Q. Which fictional character would you like to be friends with and why? 
A. Jane Marple, one of Agatha Christie’s characters. She’s an elderly lady, a detective of the highest order. She uses her knowledge of human character in her own little village to solve the most complicated murder mysteries. She sounds like the kind of person with whom I’d like to sit in the parlor and sip a cup of tea. I’d ask her a million questions about how she understands people so clearly.

Q. Do you write your name on your books or use bookplates? 
A. I print my name in the front and then on a specific page. Even if someone tears out the front page, my name is in it—and I know where!

Q. What was your favorite book read this year? 
A. It's a tie between two non-fiction books. Character Makes a Difference by Mike Huckabee is one I picked up just because I thought it might be interesting. It is excellent! Another non-fiction I loved is The Devil in Pew Number Seven by Rebecca Nichols Alonzo. It's a personal testimony about persecution, murder, and forgiveness. Awesome! In fiction, Rules of Murder by Julianna Deering tops my list this year. It is well-written and delightful, set in England. (Character Makes a Difference is reviewed here, The Devil in Pew Number Seven here, and Rules of Murder here.)

Q. If you could read in another language, which language would you choose?
A. I read easily in Spanish, so that would be my first choice. If I could just choose a language out of a hat, it would be either Chinese or German—Chinese because I’d love to know more about their literature and thinking, German because many brilliant writers wrote in German.

Q. Name a book that made you both laugh and cry. 
A. I absolutely love books like that! One of the reasons I read is for entertainment, and if a book can move the heartstrings in both directions, it’s perfect. Rain Dance by Joy Dekok did that for me. It’s about abortion and several other very serious subjects, but it also has some wonderfully light moments. (See my review, here.) 

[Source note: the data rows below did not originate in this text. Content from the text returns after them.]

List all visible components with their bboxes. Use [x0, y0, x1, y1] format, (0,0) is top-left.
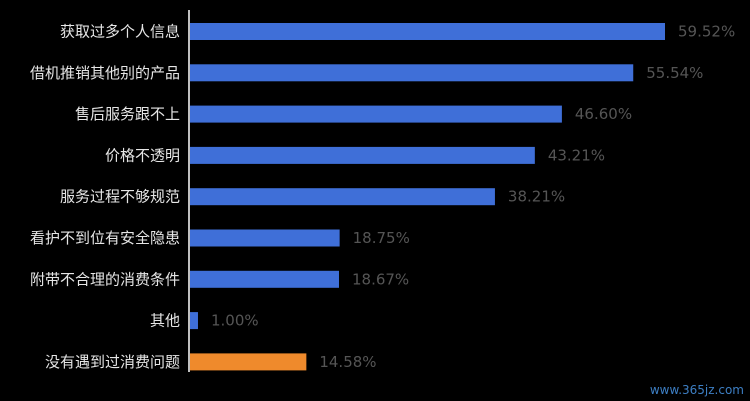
- bar-6: [190, 270, 339, 288]
- bar-5: [190, 229, 340, 247]
- value-label-5: 18.75%: [353, 229, 410, 247]
- bar-3: [190, 146, 535, 164]
- bar-8: [190, 353, 307, 371]
- category-label-4: 服务过程不够规范: [60, 188, 180, 206]
- value-labels-group: 59.52% 55.54% 46.60% 43.21% 38.21% 18.75% 18.6…: [211, 23, 735, 371]
- category-label-7: 其他: [150, 312, 180, 330]
- value-label-7: 1.00%: [211, 312, 259, 330]
- value-label-4: 38.21%: [508, 188, 565, 206]
- value-label-8: 14.58%: [319, 353, 376, 371]
- bar-0: [190, 23, 665, 40]
- value-label-6: 18.67%: [352, 270, 409, 288]
- category-label-0: 获取过多个人信息: [60, 23, 180, 41]
- category-label-5: 看护不到位有安全隐患: [30, 229, 180, 247]
- category-label-8: 没有遇到过消费问题: [45, 353, 180, 371]
- bars-group: [190, 23, 665, 371]
- value-label-0: 59.52%: [678, 23, 735, 41]
- bar-7: [190, 312, 198, 330]
- bar-2: [190, 105, 562, 123]
- value-label-3: 43.21%: [548, 146, 605, 164]
- category-label-1: 借机推销其他别的产品: [30, 64, 180, 82]
- value-label-1: 55.54%: [646, 64, 703, 82]
- category-labels-group: 获取过多个人信息借机推销其他别的产品售后服务跟不上价格不透明服务过程不够规范看护…: [30, 23, 180, 371]
- category-label-2: 售后服务跟不上: [75, 105, 180, 123]
- bar-1: [190, 64, 634, 82]
- bar-4: [190, 188, 495, 206]
- value-label-2: 46.60%: [575, 105, 632, 123]
- category-label-3: 价格不透明: [105, 146, 180, 164]
- category-label-6: 附带不合理的消费条件: [30, 270, 180, 288]
- watermark: www.365jz.com: [649, 383, 744, 397]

Q. Share with us your favorite poem
A. I love good poetry! I'll share two about hope. The first is Crossing the Bar by Alfred Lord Tennyson:

          Sunset and evening star, 
          And one clear call for me! 
          And may there be no moaning of the bar, 
          When I put out to sea,  

          But such a tide as moving seems asleep, 
          Too full for sound and foam, 
          When that which drew from out the boundless deep 
          Turns again home.

          Twilight and evening bell, 
          And after that the dark! 
          And may there be no sadness of farewell, 
          When I embark;  

          For though from out our bourne of Time and Place 
          The flood may bear me far, 
          I hope to see my Pilot face to face 
          When I have crossed the bar.
And now, Emily Dickinson’s simple poem, Hope. Here’s the first stanza: 
           “Hope” is the thing with feathers
           That perches in the soul
           And sings the tune without the words
           And never stops—at all.

Probably the most brilliantly written poem of all time is Edgar Allen Poe’s dark poem, The Raven. It employs every imaginable poetic device.

If you'd like to copy the questions and answer them yourself, please link back to "In the Way," "Stray Thoughts," and "Semicolon Blog." Thank you! You'll find the links are at the top of this post.


  1. I enjoyed reading these! I think I put Devil in Pew Number Seven on my TBR list after seeing your review - if not I will add it now!

    1. Thank you, Barbara! You will love it. It's one of those books you don't easily forget. God bless, and thank you for the inspiration for doing these questions.